Tornerà la gioia del primo giradischi
la scoperta di cose naufragate nell’ombra.
Le ali aperte dei figli tuffati, alla buona pazienza
del cuore, di piazze, di auto al casello,

del respiro, vacanze, di sere finite
alla noia beata dell’essere soli.
Verrò a mangiare melanzane a funghetti,
all’alba del tuo sorriso preso a bellezza dei salti di uccelli.



da winona ryder ama un altro

mentre rimani
come un fiore nudo sull’acqua

arrivo io
ballerino di impalcature

con l’orario dei treni
in una mano

e il sole
nella lente sinistra degli occhiali

a riempirti di alberi
buoni per addormentarsi

passa il vento e il dopobarba
mi si spettinano le ciglia

giravolta e marmellata
albergati in un maglione

il fiato del mare gonfia le lenzuola.


***


tra un’oretta un’ora una carezza
il sole si addiziona

ombra o ventosa
tre baci tre alberi

mano nella mano scivoliamo
milano

bionda come non mai o luce
latte

mare come sale come andare
mimosa

immaginare con poca chiarezza
la stessa cosa.


***


e vieni!
magari in brasile

se mi vuoi telefonare

per mano lontano
onda più onda e vulcano

se solo mi aspettassi per un aperitivo

neanche la cena
la notte balena

rimango

orizzontale e vestito
mi vedo spuntare bambino

da dietro

con la maglia mars di maradona
ti invito.



da michael j fox (all’interno di “winona ryder ama un altro”)


ti devo dire quella cosa del futuro
come un tuono in anticipo nel tuo cielo perfetto

adesso che abbiamo trent'anni prima
non chiudermi l'amore

ma aspetta che mi cambio
non posso tornare vestito come un imbecille

ma ora che so dove cadrà il fulmine
dammi la mano

per ripartire da quando sono partito
nutrendo con plutonio l'amore.



da il surf delle mattonelle (all’interno di “winona ryder ama un altro”)
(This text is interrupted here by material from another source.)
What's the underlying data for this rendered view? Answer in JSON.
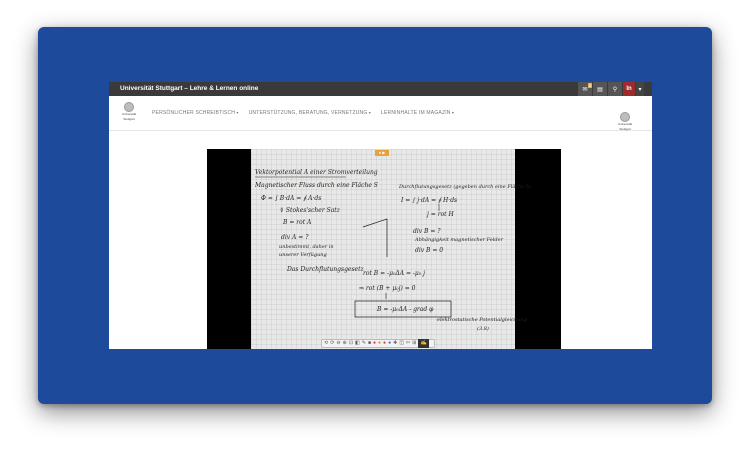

per strada avrai visto capelli rasati
e camminate che sembravano le mie

e spille colorate su un accento napoletano
avrai visto i lacci doppi sulle scarpe da skate

e quanti pantaloni larghi avrai conosciuto
e di gente che dice di fare e di amare

con più grazia di me
e una volta quasi lo sguardo sotto un berretto

il pizzetto e il portachiavi
un arancione migliore di quello del mio zaino

una spensieratezza meno lavorata
e avrai visto le birre aperte con gli accendini

le giacche e le sigarette e l’altalena
bere vino scaduto per tutta la notte

winona ryder, uno con la faccia da VJ
e un senegalese di trent’anni

ti giravano intorno e tu ridevi

prendendo ogni stella per attaccapanni
a cercare quella che ti somiglia, la più magra

avrai visto il taglio sul sopracciglio
il centro sociale e lo sbadiglio, il coniglio

la novità che non sta nel sogno
addirittura il neo più intimo ma non ero io

e ora che mi hai trovato
perché non mi dai neanche un bacio?


***


dimmi come ti vesti stasera mia piccola prévert
con le scarpe gialle e verdi li ucciderai tutti

il cappellino che ti ho regalato non fa sentire il freddo
e se ti pizzica un po’ la fronte non temere

fin quando te ne ricorderai potrai dire alle tue amiche
che io l’ho tirato fuori dal buio per coprirti dal buio

e mai nome fu più appropriato
se ogni volta che ti vedo perdo il filo

torna anche da un ramo 6 chilometri distante dal cielo
che non sa l’inglese

arianna non si traduce si taglia
torna anche dal buio maledetto

che non sa farsi amare
torna sulla mia bocca dove sa farsi amaro il tuo nome

l’anima tua maria maddalena
sofia loren e catherine per marcello

i telefilm, il cioè dell’edicola
se m’innamorerò ancora ma non di te

è per lasciare spazio al nulla
nello spazio tra i miei occhi e i miei occhiali.



Valerio Grutt è nato a Napoli nel 1983. Scrive slogan pubblicitari, poesie, racconti, format televisivi, canzoni, sms, sceneggiature di colossal cinematografici hollywoodiani. Regista, presentatore, poeta, videomaker, rapper, attore, supereroe (come il fariano Alex Celli?, domanda di AR). Una volta ad Amsterdam è stato investito da un’ambulanza (con la sirena accesa) ma non si è fatto niente. Alcuni dei suoi scritti sono presenti in antologie come “Poeti italiani underground”, in numerose riviste e su muri di periferia. Premio Nobel per la letteratura nel 2004, e vincitore del festival bar l’anno seguente. Ama moltissimo il copia e incolla, cani e rane. Collabora come creativo, organizzatore e presentatore con il Centro di Poesia contemporanea dell’Università di Bologna. Dirige con successo la Popcorner factory.
Il suo più grande obbiettivo nella vita è scrivere il proprio cognome senza che word lo segnali come errore.